Ударить бы сбоку, зайти незаметно, неожиданно. Самый козырный на войне ход! Пускай их много, не сосчитать, но они уже оглядываются на границу, думают не наступать, а отступать… Много ли им сейчас надо?

Сжав виски, Григорий Иванович закрыл глаза и так сидел минуту, другую. В любом бою отдаются два приказа — с той и другой стороны. Один из них останется невыполненным. Чей?.. На какой-то миг привиделось, как к генералу вбежал испуганный начальник штаба, что-то крикнул и оба они, побросав все на столах, старческой рысцой потрусили из обреченной комнаты…

Раздумья комбрига перебил Борисов.

Комиссар считал, что брать Проскуров силами одной бригады рискованно. Не секрет — противник с каждым днем становится упорнее. Каждое проигранное сражение приближает его к гибели, следовательно, стойкость его будет возрастать. Если взглянуть на дело шире, как любил говорить покойный Христофоров, бригада уже достаточно показала себя. Самое время проявить благоразумие, иначе одним шагом можно испортить все.

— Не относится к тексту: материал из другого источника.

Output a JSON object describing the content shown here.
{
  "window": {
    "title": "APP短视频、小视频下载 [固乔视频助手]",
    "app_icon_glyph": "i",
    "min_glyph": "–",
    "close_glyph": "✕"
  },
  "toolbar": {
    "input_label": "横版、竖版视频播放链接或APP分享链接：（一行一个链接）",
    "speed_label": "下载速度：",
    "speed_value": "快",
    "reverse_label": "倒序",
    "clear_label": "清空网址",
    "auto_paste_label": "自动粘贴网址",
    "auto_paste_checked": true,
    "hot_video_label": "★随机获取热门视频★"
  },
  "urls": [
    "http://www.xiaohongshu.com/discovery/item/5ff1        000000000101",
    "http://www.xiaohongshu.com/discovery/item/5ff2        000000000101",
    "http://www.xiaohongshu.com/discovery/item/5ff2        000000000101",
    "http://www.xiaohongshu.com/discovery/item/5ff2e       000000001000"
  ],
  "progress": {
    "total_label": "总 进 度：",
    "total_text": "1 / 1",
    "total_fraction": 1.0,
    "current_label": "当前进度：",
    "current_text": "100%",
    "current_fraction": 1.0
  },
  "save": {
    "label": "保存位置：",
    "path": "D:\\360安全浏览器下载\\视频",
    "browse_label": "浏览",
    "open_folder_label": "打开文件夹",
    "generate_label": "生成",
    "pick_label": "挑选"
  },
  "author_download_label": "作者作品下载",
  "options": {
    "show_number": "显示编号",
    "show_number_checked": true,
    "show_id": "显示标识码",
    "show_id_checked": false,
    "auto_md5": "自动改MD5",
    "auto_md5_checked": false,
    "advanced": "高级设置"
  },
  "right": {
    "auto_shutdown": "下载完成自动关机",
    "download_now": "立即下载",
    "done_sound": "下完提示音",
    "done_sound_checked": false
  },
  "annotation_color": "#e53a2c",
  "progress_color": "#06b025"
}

Выслушав, комбриг хмыкнул и покрутил бритой головой.

— По науке считаешь? Это хорошо. Все, как приказчик, разложил… Но вот еще какая наука есть: не равнять его с собой. Он, может быть, и думает, как бы нам накласть и в хвост, и в гриву, да вот беда — кишка тонка! Полноценности в нем нет, полноценности! Понимаешь? По-научному сказать: несоответствие замыслов и возможностей. А тут еще Збруч под боком, спасение. И вот я так соображаю: если мы его пугнем хорошенько, он стреканет, как заяц. Ну что? Не по науке это?